Selon les statistiques les plus récentes (2007), émanant du programme VIH/SIDA des Nations Unies, plus de 33 millions de malades, à l’échelon mondial, seraient séropositifs ou carrément atteintes d’un SIDA, dont 15,4 millions de femmes. En Afrique sub-saharienne, les femmes représentent plus de 50 % de la population infectée par le VIH. Les normes socioculturelles en vigueur dans ces régions du globe rendent quasiment impossible l’usage du préservatif. La circoncision permettrait de prévenir la transmission du VIH, mais son application dépend entièrement de la bonne volonté des sujets de sexe masculin. Il reste les agents topiques, en principe doués de vertus antimicrobiennes, qui sont d’ailleurs en cours d’évaluation. Parmi les candidats, figure en bonne place le sulfate de cellulose qui, d’un point de vue biologique et in vitro serait actif contre les types 1 et 2 du VIH (VIH-1 et VIH-2), mais aussi vis-à-vis d’autres maladies sexuellement transmissibles, par exemple, celles liées à Neisseria gonorrhoeae et Chlamydia trachomatis.. Le gel de sulfate de cellulose (GSC) serait la forme galénique la mieux tolérée, en tout cas dénuée de tout effet indésirable significatif, dans les deux sexes.
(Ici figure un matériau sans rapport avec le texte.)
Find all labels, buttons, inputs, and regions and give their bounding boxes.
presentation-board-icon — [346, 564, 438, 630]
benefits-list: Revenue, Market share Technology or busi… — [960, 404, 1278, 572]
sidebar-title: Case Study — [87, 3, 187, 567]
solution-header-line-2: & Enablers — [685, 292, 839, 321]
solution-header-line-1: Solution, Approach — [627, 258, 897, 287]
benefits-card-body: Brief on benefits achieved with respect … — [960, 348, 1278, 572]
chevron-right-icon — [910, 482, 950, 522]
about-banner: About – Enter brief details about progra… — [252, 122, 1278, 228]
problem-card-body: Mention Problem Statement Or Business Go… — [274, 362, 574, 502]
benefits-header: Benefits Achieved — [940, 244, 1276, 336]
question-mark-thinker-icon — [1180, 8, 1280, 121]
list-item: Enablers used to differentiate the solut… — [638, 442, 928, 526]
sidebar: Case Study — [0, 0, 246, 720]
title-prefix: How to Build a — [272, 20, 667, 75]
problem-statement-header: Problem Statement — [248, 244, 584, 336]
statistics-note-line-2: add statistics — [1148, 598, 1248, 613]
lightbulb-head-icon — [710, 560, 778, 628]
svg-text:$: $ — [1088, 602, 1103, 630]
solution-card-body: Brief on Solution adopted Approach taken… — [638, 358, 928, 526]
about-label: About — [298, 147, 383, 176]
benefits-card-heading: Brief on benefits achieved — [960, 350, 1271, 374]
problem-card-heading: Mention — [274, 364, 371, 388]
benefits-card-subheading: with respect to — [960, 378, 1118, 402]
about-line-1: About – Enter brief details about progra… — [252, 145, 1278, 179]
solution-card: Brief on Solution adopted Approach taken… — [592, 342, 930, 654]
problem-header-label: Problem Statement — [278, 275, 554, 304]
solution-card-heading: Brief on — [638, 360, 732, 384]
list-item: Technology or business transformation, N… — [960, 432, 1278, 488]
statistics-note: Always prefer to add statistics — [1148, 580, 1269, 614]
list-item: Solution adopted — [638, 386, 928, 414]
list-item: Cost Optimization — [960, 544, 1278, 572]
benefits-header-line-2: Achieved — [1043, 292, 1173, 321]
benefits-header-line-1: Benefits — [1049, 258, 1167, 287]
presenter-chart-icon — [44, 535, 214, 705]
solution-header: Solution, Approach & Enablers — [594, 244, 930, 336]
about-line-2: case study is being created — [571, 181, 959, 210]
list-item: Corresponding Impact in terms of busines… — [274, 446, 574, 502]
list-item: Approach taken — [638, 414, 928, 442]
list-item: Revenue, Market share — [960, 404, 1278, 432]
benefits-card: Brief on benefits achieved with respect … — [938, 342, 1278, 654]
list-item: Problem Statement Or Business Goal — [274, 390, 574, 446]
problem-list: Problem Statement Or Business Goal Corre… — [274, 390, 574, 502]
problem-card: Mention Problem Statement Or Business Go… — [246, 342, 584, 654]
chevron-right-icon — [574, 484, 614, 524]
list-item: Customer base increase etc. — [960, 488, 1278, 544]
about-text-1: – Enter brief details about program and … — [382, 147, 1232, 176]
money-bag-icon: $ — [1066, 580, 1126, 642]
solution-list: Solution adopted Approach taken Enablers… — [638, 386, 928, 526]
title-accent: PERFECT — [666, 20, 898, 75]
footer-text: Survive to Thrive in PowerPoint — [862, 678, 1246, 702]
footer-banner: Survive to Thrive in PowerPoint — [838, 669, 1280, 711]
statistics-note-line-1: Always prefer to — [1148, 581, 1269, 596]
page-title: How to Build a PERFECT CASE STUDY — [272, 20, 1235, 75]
Qu’en est-il de son efficacité ? Malheureusement, les résultats d’une étude randomisée, menée à double insu contre placebo ne sont guère encourageants, celle-ci ayant même été interrompue avant son terme, lorsque les analyses intermédiaires ont révélé une augmentation probable du risque d’infection par le VIH chez les utilisatrices du GSC vaginal. L’essai multicentrique s’est déroulé en Afrique et en Inde. L’analyse des données a reposé sur le test du log-rank. Au total, 1 398 femmes ont été incluses pour recevoir le GSC (n=706) ou le placebo (n=692). Au cours du suivi, 41 infections par le VIH ont été décelées dans le groupe traité, versus 16 dans le groupe placebo, avec un risque relatif (RR) de 1,61 dans le premier de ces groupes (p=0,13). Ces résultats non significatifs contrastent avec ceux de l’analyse intermédiaire des données qui a conduit à un arrêt prématuré de l’étude, le RR étant en effet ici de 2,23 (p=0,02). Le risque de gonorrhée ou d’infection à Chlamydia n’a pas été diminué par le GSC, comparativement au placebo, avec des RR respectivement estimés à 1,10 et 0,71. Cette étude randomisée, menée à double insu, démontre l’inefficacité du gel vaginal  de sulfate de cellulose dans la prévention des infections à VIH. Contrairement à toute attente, c’est même l’effet inverse qui serait atteint.

Dr Peter Stratford

Référence
Lut Van Damme et coll. : Lack of Effectiveness of Cellulose Sulfate Gel for the Prevention of Vaginal HIV Transmission. N Engl J Med 2008; 359: 463-472.